Kalsiyum, vücudumuzdaki kemikler ile dişleri oluşturan ve onları güçlü, sağlıklı tutan gerekli bir elementtir. Vücudumuzda bulunan kalsiyum ’un %99’u kemiklerimiz ve dişlerimizde yer almaktayken geri kalan %1’lik oran ise kan pıhtılaşmasını sağlayan, eklemleri yapılandıran, kalp atışlarını düzenleyen ve sinir sisteminin onarılmasına yardımcı olan yumuşak dokularda ve kanda bulunmaktadır.
Kalsiyum, bedenin hemen tüm işlevlerinde kanda çözünmüş olarak ( iyonize ) tepkimelerde, kasların kasılma işlevlerinde, kanın pıhtılaşmasının sağlanmasında, ya da kompakt bir şekilde kemiklerin ve dişlerin yapısında önemli roller üstlenen yaşamsal bir maddedir. Her bireyin günlük belli miktarlarda kalsiyum alması gerekirken özellikle kemik yapımının hızlı bir şekilde devam ettiği ergenlik döneminde, bebeğin rahim içinde gelişmekte olduğu gebelik döneminde, bebeğin annesini emerek büyüdüğü emzirme döneminde ve kemik yapılarının nispeten hızlı bir şekilde “erime” riskinin arttığı menopoz döneminde bedenin kalsiyum dengesinin korunması olağanüstü önem taşır ve daha fazla ihtiyaç duyulur.
İnsan vücudu açısından Kalsiyum ‘un özellikle kemik oluşumu ve diş sağlığı açısından almış olduğu görevleri nedeniyle önemi çok fazla olup bu nedenle de insan vücudundaki kalsiyumun % 99′u kemiklerde ve dişlerde bulunur. Kalsiyum ‘un, kas büyümesi ve kasların gerginliği, enerji üretimi, kanın pıhtılaşması, sinir iletimi ve kalbin düzenli çalışmasında da önemli görevleri vardır. Gebelik ve doğumdan sonra süt yapımında da büyük rolü vardır. Ayrıca kanser ve kalp hastalıkları riskini azaltır.
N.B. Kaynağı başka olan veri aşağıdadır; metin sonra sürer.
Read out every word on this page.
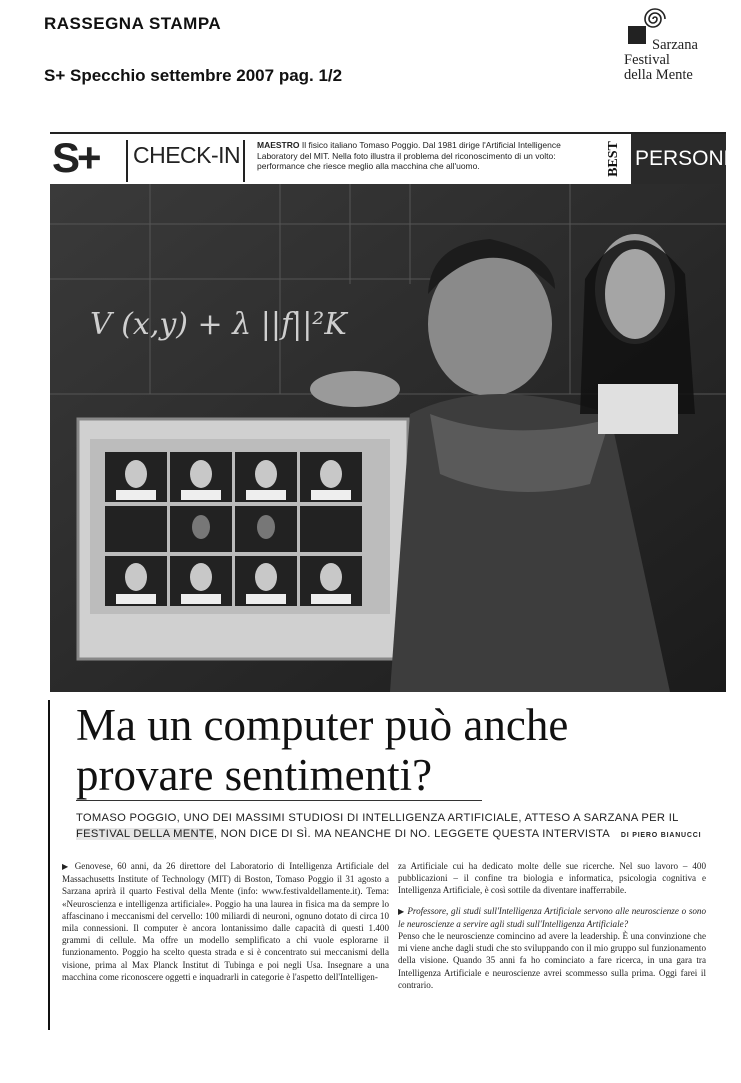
RASSEGNA STAMPA
S+ Specchio settembre 2007 pag. 1/2
Sarzana
Festival
della Mente
S+ CHECK-IN MAESTRO Il fisico italiano Tomaso Poggio. Dal 1981 dirige l'Artificial Intelligence Laboratory del MIT. Nella foto illustra il problema del riconoscimento di un volto: performance che riesce meglio alla macchina che all'uomo.	BEST PERSONE
V (x,y) + λ ||f||²K
Ma un computer può anche
provare sentimenti?
TOMASO POGGIO, UNO DEI MASSIMI STUDIOSI DI INTELLIGENZA ARTIFICIALE, ATTESO A SARZANA PER IL FESTIVAL DELLA MENTE, NON DICE DI SÌ. MA NEANCHE DI NO. LEGGETE QUESTA INTERVISTA DI PIERO BIANUCCI
▶ Genovese, 60 anni, da 26 direttore del Laboratorio di Intelligenza Artificiale del Massachusetts Institute of Technology (MIT) di Boston, Tomaso Poggio il 31 agosto a Sarzana aprirà il quarto Festival della Mente (info: www.festivaldellamente.it). Tema: «Neuroscienza e intelligenza artificiale». Poggio ha una laurea in fisica ma da sempre lo affascinano i meccanismi del cervello: 100 miliardi di neuroni, ognuno dotato di circa 10 mila connessioni. Il computer è ancora lontanissimo dalle capacità di questi 1.400 grammi di cellule. Ma offre un modello semplificato a chi vuole esplorarne il funzionamento. Poggio ha scelto questa strada e si è concentrato sui meccanismi della visione, prima al Max Planck Institut di Tubinga e poi negli Usa. Insegnare a una macchina come riconoscere oggetti e inquadrarli in categorie è l'aspetto dell'Intelligen-
za Artificiale cui ha dedicato molte delle sue ricerche. Nel suo lavoro – 400 pubblicazioni – il confine tra biologia e informatica, psicologia cognitiva e Intelligenza Artificiale, è così sottile da diventare inafferrabile.
▶ Professore, gli studi sull'Intelligenza Artificiale servono alle neuroscienze o sono le neuroscienze a servire agli studi sull'Intelligenza Artificiale?
Penso che le neuroscienze comincino ad avere la leadership. È una convinzione che mi viene anche dagli studi che sto sviluppando con il mio gruppo sul funzionamento della visione. Quando 35 anni fa ho cominciato a fare ricerca, in una gara tra Intelligenza Artificiale e neuroscienze avrei scommesso sulla prima. Oggi farei il contrario.
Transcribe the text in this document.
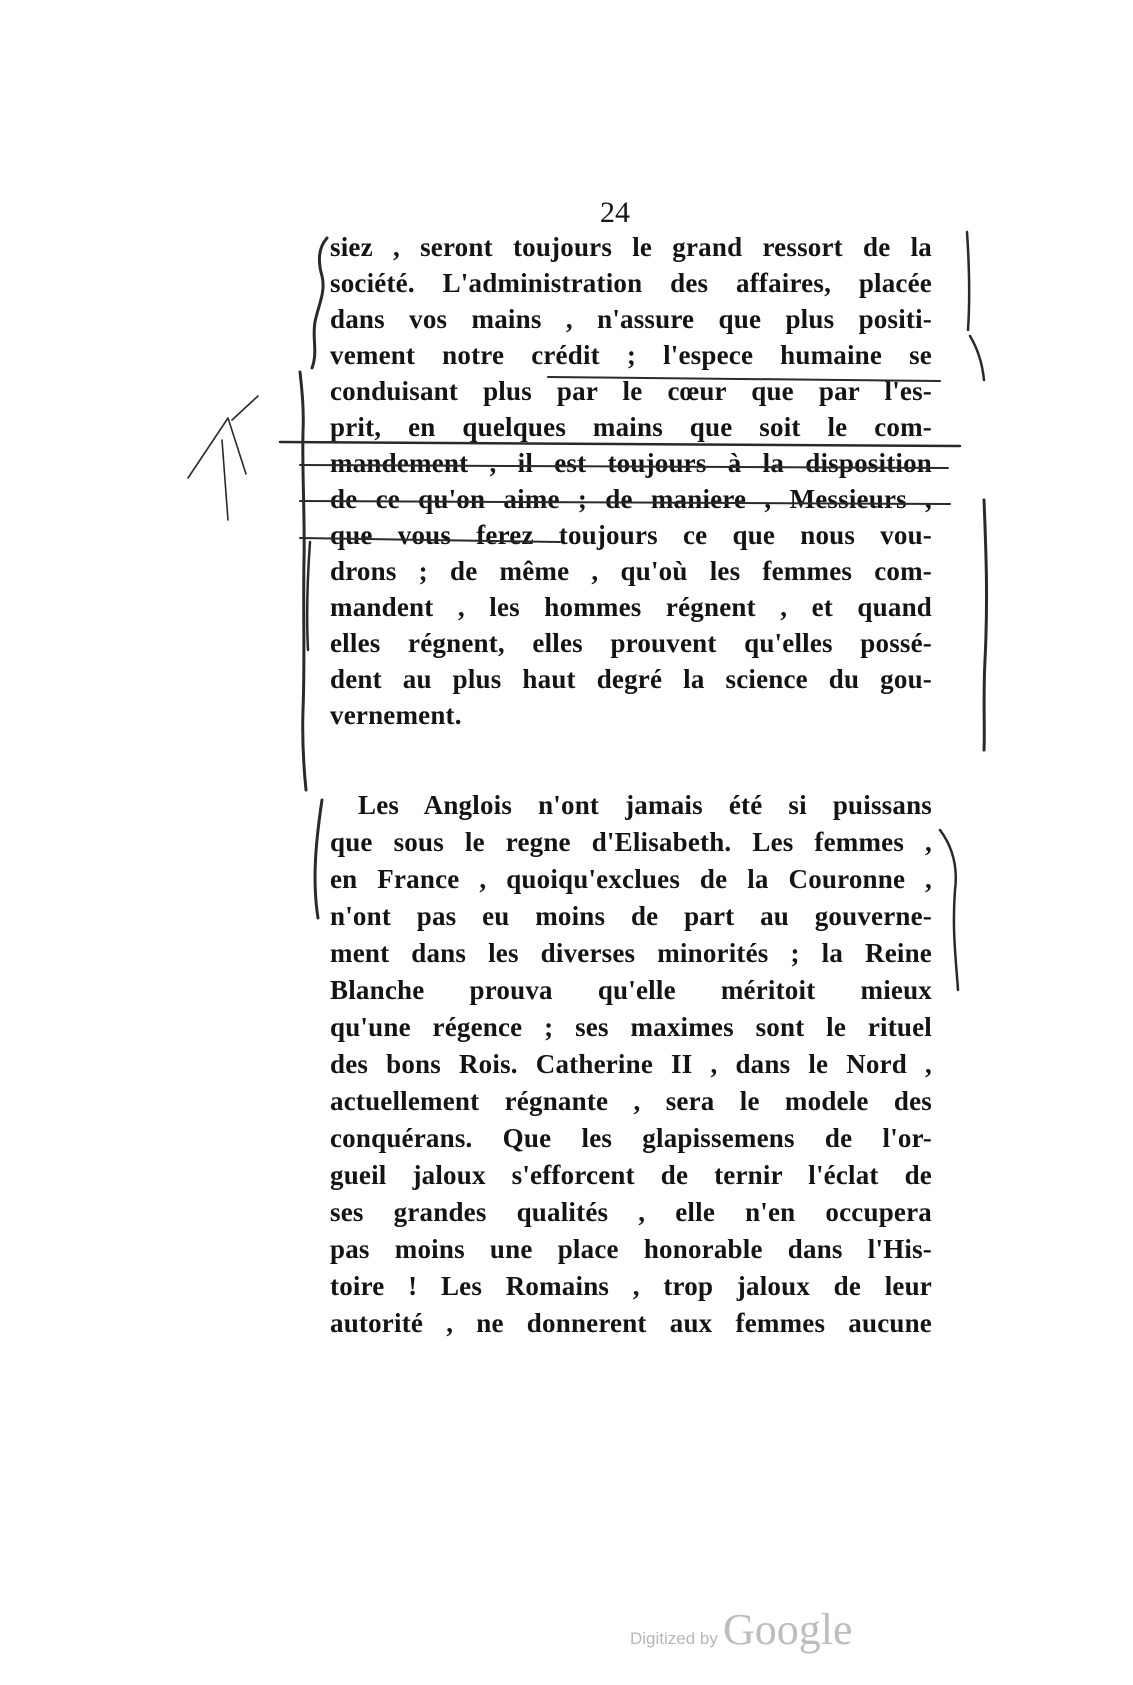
24
siez , seront toujours le grand ressort de la
société. L'administration des affaires, placée
dans vos mains , n'assure que plus positi-
vement notre crédit ; l'espece humaine se
conduisant plus par le cœur que par l'es-
prit, en quelques mains que soit le com-
mandement , il est toujours à la disposition
de ce qu'on aime ; de maniere , Messieurs ,
que vous ferez toujours ce que nous vou-
drons ; de même , qu'où les femmes com-
mandent , les hommes régnent , et quand
elles régnent, elles prouvent qu'elles possé-
dent au plus haut degré la science du gou-
vernement.
Les Anglois n'ont jamais été si puissans
que sous le regne d'Elisabeth. Les femmes ,
en France , quoiqu'exclues de la Couronne ,
n'ont pas eu moins de part au gouverne-
ment dans les diverses minorités ; la Reine
Blanche prouva qu'elle méritoit mieux
qu'une régence ; ses maximes sont le rituel
des bons Rois. Catherine II , dans le Nord ,
actuellement régnante , sera le modele des
conquérans. Que les glapissemens de l'or-
gueil jaloux s'efforcent de ternir l'éclat de
ses grandes qualités , elle n'en occupera
pas moins une place honorable dans l'His-
toire ! Les Romains , trop jaloux de leur
autorité , ne donnerent aux femmes aucune
Digitized by Google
Kalsiyum eksikliğinde, başta kemiklerin ve dişlerin zayıflaması sonucu raşitizm, kemik erimesi ve diş çürümesi gibi sorunlar ortaya çıkar. Kemik erimesine bağlı olarak en ufak bir düşmede kalçada veya omurga kemiklerinde kırık oluşabilir. Saç ve tırnaklarda kırılmalar meydana gelebilir. Ayrıca, eklem ağrıları, kas krampları, egzama, kalp çarpıntısı, yüksek tansiyon, sinirlilik, uykusuzluk ve depresyona neden olabilir. Gebelikte ve yeni doğan bebeklerde kalsiyum ihtiyacı daha fazladır. Bu nedenle, özellikle gebelikte ve bebeklerde kalsiyum ihtiyacını karşılamaya özen göstererek kalsiyum eksikliği sonucu oluşabilecek gelişim bozukluklarının önüne geçilmelidir. Paratiroit cerrahisini takiben kalsiyum metabolizması bozulanlarda kanın pıhtılaşma mekanizması bozulabileceğinden beyinde enfarkt oluşabilme ihtimali artmaktadır.
Normal Yetişkinlerde, Gebelikte, bebeklerde ve çocuklarda değişiklik gösterir. Normal bir yetişkin günde ortalama 1000 mg. Kalsiyum almalıdır. Gebelikte ve 50 yaşın üzerindekilerde bu oran ortalama olarak 1500 mg’a kadar yükselir. Çocuklarda ise 500 ile 600 mg kadar kalsiyum günlük kalsiyum ihtiyacını karşılayacaktır.
En çok Kalsiyum içeren besinler süt, peynir, yoğurt gibi süt ürünleridir. Ayrıca, lahana ve nane gibi yeşil sebzelerde, yumurta, incir, badem, fındık, fıstık, tereyağı, pekmez, keçiboynuzu ve balık gibi besin maddelerinde de bol miktarda kalsiyum bulunur. Alınan kalsiyum’ un etkili hale dönüşebilmesi için D vitaminine ihtiyacı olduğundan destek tedavisi verilirken D vitamini düzeyi de kontrol edilmeli ve eksikse tamamlanmalıdır.
Fazla kalsiyum alınması böbrek taşı ve kireçlenmesi, kas güçsüzlüğü, kemiklerde kireçlenme gibi sağlık sorunlarına neden olabilmektedir.